The significance of cell function test is not only here, but also in treating cervical cancer. Currently, the treatment of cervical cancer is mostly radical surgery and radiotherapy, and surgical trauma and the toxic and side effects of radiotherapy will greatly reduce the quality of life of patients. Since miR-21 exerts a main effect on driving the occurrence and growth of cervical cancer, we found that no matter cervical squamous cell carcinoma or adenocarcinoma cell lines, the expression of miR-21 in cells is inhibited, and the invasion and metastasis ability of cells is inhibited, which offers a new idea for treating cervical cancer, suggesting that miR-21 can become a target for the treatment of cervical cancer. By interfering with the expression of miR-21, it can block the occurrence, growth, invasion, and metastasis of cervical cancer.

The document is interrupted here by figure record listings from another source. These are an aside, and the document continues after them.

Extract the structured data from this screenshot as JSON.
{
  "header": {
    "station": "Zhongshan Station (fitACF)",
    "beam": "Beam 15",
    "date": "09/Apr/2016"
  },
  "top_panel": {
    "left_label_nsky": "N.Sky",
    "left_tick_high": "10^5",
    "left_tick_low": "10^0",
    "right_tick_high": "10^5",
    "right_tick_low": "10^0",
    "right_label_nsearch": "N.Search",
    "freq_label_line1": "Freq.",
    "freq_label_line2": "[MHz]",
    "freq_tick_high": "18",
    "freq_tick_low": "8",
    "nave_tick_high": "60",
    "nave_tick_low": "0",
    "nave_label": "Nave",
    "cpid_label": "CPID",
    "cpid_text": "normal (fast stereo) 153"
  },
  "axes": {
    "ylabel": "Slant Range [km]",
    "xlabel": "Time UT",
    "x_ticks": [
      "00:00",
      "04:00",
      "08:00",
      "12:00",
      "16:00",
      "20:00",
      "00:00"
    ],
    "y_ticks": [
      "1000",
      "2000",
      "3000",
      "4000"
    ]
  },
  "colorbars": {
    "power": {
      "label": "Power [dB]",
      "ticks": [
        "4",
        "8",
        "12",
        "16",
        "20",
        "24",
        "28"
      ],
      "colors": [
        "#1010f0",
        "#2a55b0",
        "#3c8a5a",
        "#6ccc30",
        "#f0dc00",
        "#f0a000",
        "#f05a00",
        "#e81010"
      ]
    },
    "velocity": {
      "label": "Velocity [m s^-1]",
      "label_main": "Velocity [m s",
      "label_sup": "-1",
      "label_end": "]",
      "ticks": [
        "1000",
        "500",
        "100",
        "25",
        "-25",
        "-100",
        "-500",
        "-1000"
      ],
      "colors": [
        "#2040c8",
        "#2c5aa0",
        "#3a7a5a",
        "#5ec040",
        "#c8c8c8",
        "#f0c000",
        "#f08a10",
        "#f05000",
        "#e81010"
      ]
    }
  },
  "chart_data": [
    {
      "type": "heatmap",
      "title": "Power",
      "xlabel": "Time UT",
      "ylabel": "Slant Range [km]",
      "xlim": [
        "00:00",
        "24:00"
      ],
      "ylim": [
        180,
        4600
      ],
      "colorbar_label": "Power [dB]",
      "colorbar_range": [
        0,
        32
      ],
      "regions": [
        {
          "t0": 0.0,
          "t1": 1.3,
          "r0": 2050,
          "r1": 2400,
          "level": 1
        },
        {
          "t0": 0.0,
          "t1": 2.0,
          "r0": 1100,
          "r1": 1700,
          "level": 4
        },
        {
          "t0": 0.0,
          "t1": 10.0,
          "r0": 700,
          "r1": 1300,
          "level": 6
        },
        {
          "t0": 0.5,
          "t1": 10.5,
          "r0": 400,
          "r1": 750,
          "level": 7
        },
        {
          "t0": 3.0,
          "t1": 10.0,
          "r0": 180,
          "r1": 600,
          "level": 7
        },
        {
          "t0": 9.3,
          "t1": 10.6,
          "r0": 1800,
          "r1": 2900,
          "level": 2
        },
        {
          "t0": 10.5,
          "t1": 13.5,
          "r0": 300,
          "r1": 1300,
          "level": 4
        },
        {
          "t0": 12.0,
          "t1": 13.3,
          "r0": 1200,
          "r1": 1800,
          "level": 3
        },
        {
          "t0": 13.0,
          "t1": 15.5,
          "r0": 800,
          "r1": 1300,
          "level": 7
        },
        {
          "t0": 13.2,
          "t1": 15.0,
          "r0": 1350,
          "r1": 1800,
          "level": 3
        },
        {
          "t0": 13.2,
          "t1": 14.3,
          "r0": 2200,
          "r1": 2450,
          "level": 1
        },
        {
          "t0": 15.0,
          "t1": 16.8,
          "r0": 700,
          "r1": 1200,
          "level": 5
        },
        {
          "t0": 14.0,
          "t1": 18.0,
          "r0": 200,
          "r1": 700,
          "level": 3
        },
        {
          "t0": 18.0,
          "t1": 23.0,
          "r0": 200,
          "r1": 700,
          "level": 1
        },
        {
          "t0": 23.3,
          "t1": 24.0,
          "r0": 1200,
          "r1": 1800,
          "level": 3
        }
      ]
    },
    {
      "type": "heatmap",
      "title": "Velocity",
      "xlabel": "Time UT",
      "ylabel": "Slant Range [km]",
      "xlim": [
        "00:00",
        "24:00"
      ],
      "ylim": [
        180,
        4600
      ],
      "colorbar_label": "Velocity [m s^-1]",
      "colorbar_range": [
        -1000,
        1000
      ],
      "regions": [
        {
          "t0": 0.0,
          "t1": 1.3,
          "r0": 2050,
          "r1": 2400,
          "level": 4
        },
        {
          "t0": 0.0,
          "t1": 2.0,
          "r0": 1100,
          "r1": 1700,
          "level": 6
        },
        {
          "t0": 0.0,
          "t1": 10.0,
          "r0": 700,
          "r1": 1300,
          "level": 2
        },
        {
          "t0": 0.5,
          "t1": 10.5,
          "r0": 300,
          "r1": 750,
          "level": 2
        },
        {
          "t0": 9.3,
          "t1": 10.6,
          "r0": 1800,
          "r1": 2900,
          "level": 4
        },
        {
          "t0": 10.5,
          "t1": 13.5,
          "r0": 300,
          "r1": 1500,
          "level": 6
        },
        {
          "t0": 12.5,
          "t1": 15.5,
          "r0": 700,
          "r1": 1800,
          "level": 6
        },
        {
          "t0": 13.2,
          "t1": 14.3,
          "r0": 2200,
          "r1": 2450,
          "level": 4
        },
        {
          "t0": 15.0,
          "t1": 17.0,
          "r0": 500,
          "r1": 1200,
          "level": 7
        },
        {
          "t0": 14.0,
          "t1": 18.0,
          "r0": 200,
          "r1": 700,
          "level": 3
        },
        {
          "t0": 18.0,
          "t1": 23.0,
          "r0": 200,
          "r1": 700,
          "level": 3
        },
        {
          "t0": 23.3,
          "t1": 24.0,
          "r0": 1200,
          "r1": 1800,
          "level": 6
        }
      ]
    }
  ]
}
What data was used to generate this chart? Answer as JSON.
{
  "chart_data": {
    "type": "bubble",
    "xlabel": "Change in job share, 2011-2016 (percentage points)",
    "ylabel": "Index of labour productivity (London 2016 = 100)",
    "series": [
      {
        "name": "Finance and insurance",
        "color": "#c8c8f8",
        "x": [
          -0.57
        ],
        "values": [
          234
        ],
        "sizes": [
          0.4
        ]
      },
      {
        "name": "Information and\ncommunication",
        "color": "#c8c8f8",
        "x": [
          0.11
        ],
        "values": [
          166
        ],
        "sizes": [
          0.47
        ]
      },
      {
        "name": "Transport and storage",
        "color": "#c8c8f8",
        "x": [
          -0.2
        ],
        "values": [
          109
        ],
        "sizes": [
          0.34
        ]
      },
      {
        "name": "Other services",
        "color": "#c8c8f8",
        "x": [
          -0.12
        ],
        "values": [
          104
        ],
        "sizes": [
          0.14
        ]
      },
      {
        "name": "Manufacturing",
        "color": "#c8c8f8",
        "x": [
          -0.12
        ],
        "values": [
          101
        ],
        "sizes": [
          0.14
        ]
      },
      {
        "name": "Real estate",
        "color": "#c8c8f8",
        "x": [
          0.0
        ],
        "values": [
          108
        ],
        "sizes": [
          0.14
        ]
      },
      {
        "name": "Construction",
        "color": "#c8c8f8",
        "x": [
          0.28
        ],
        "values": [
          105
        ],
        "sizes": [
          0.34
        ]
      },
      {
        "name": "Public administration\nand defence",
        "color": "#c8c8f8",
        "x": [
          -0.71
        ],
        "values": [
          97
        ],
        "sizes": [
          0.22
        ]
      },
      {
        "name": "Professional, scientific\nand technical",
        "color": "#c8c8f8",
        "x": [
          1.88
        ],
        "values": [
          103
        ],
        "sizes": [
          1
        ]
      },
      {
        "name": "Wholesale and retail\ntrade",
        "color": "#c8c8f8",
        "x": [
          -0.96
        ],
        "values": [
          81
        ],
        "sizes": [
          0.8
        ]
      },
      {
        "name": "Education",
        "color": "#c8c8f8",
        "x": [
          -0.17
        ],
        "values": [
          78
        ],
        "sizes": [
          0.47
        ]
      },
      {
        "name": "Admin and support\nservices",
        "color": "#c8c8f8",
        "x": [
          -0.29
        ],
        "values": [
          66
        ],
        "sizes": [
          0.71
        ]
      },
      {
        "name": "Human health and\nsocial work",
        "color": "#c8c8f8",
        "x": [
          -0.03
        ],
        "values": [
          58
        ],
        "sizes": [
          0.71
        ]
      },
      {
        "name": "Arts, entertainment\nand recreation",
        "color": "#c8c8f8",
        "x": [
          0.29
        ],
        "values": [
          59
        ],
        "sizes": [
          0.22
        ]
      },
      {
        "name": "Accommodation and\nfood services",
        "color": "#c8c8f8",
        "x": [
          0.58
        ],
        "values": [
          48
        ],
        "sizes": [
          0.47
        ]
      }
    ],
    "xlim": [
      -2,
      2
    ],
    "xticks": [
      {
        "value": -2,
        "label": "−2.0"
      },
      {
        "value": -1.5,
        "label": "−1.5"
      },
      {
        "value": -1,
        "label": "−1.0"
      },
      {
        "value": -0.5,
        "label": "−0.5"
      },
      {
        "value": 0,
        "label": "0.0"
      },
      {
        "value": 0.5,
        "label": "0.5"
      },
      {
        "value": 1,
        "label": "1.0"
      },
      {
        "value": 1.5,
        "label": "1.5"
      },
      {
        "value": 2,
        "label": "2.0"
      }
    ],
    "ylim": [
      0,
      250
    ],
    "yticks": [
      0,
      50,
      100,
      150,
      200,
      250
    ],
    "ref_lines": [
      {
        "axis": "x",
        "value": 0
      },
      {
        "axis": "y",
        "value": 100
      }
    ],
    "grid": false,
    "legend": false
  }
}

The research on the target genes that confirm the direct role of miR-21 in EMT of cervical cancer needs to be further implemented in the future. In addition, further tumor formation experiments in animals need to be carried out to improve the regulation theory of miR-21 on EMT process and invasion and metastasis process of cervical cancer cells.

5. Conclusion

In conclusion, miR-21 of HPVl6 and HPVl8 may pass through during the progression of cervical cancer and the TGF βR2/hTERC signaling pathway mediates the process of epithelial mesenchymal transformation, thereby enhancing the ability of tumor cells to proliferate, infiltrate, and metastasize. However, whether it can be affected by other ways and other factors needs further research, which may offer a new goal for treating cervical cancer.